Anne: ‘We hadden eigenlijk al zo’n beetje bedacht waar we het over gaan hebben. Waar we het in ieder geval níet over gaan hebben is de Dichter des Vaderlands en de VSB-prijs.’
Ester: ‘Eigenlijk ook niet over poëzie.’
Anne: ‘Nee, ook niet over poëzie, want dat zouden we best eens gemeenschappelijk kunnen hebben... We gaan het hebben over de kamelenplaag in Australië.’
Prima, de kamelenplaag in Australië. Hoe ernstig is de situatie?
Ester: ‘Dit is voor mij ook heel recent nieuws. Ik hoorde het net van de buurvrouw van Anne Vegter. Ze schijnen dus kamelen naar Australië te hebben gebracht om daar toeristen mee rond te leiden. Heel vreemd. Australië heeft heel strenge importwetten. Je mag niet eens zaden of noten meenemen, maar dus wel kamelen. Dat vind ik raar. Maar het probleem is nu: de kameel heeft in Australië geen natuurlijke vijanden. Het land dreigt langzaam overgenomen te worden door kamelen. Planet of the Camels. Ernstig. Daar heeft niemand aandacht voor. Anne en ik hebben wel gemeen dat we graag de aandacht vestigen op dingen waar iedereen aan voorbij gaat.’
Anne: ‘Wat we niet gemeenschappelijk hebben is ons geheugen. Dat verhaal over die kamelen hebben we nu net gehoord, beneden aan de straat, maar daar kan ik me nu al bijna niks meer van herinneren.’
Ester: ‘Maar wat herinner je je nog wel dan?’
Anne: ‘Ik herinner me vooral hoe ik op het thema voortborduurde. Dat als er een plaag is, ze zich heel snel hebben moeten voortplanten. Dat er nu een invasie van jonge kameeltjes is.’
Ester: ‘En jij dacht ook dat ze ergens boos om waren. De wraak van de kamelen. Ook een mooie titel trouwens...’
Anne: ‘Ja, ik dacht als er een plaag is, dan is het een woede-uitbarsting van de kamelen, met hun droevige ogen. Maar ik wist nog niet waarom ze boos waren. Maar goed, ik dacht alleen maar aan dat beeld tijdens het gesprek...’
Dus jullie hebben hetzelfde verhaal gehoord, maar slaan vervolgens volstrekt andere associatieve wegen in.

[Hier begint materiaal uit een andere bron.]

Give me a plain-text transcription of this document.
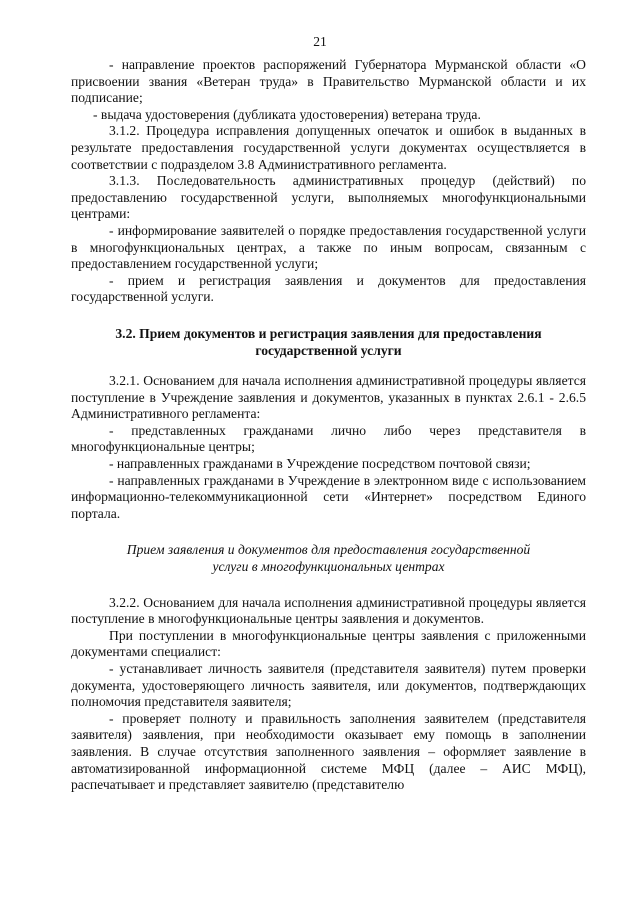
21

- направление проектов распоряжений Губернатора Мурманской области «О присвоении звания «Ветеран труда» в Правительство Мурманской области и их подписание;

- выдача удостоверения (дубликата удостоверения) ветерана труда.

3.1.2. Процедура исправления допущенных опечаток и ошибок в выданных в результате предоставления государственной услуги документах осуществляется в соответствии с подразделом 3.8 Административного регламента.

3.1.3. Последовательность административных процедур (действий) по предоставлению государственной услуги, выполняемых многофункциональными центрами:

- информирование заявителей о порядке предоставления государственной услуги в многофункциональных центрах, а также по иным вопросам, связанным с предоставлением государственной услуги;

- прием и регистрация заявления и документов для предоставления государственной услуги.

3.2. Прием документов и регистрация заявления для предоставления государственной услуги

3.2.1. Основанием для начала исполнения административной процедуры является поступление в Учреждение заявления и документов, указанных в пунктах 2.6.1 - 2.6.5 Административного регламента:

- представленных гражданами лично либо через представителя в многофункциональные центры;

- направленных гражданами в Учреждение посредством почтовой связи;

- направленных гражданами в Учреждение в электронном виде с использованием информационно-телекоммуникационной сети «Интернет» посредством Единого портала.

Прием заявления и документов для предоставления государственной услуги в многофункциональных центрах

3.2.2. Основанием для начала исполнения административной процедуры является поступление в многофункциональные центры заявления и документов.

При поступлении в многофункциональные центры заявления с приложенными документами специалист:

- устанавливает личность заявителя (представителя заявителя) путем проверки документа, удостоверяющего личность заявителя, или документов, подтверждающих полномочия представителя заявителя;

- проверяет полноту и правильность заполнения заявителем (представителя заявителя) заявления, при необходимости оказывает ему помощь в заполнении заявления. В случае отсутствия заполненного заявления – оформляет заявление в автоматизированной информационной системе МФЦ (далее – АИС МФЦ), распечатывает и представляет заявителю (представителю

Anne: ‘Ja, dat is zo. Ester is dichter bij de feiten gebleven, ik ben alleen maar gaan fantaseren over het vermenigvuldigen en de reden voor hun boosheid. Dat verschil is niet verwonderlijk. We maken ook volstrekt andere gedichten. Maar daar zouden we het niet over hebben.’
Ester: ‘Nou, als het zo zijdelings langs de kamelen schuurt mag het wel.’
Schaamteloos
Ester: ‘Ben jij ooit schaamteloos genoemd? Dat herinner ik me zo sterk.’
Anne: ‘Nee, kan ik me niet herinneren. Nou ja, toen in 1994 Ongekuiste versies verscheen, die bundel met erotische verhalen, kwam in een aantal besprekingen ook wel een boze man aan het woord.’
Ester: ‘Ik kan me herinneren dat ik het woord ooit tegenkwam en toen dacht: maar dat klopt helemaal niet. Je bent allesbehalve schaamteloos.’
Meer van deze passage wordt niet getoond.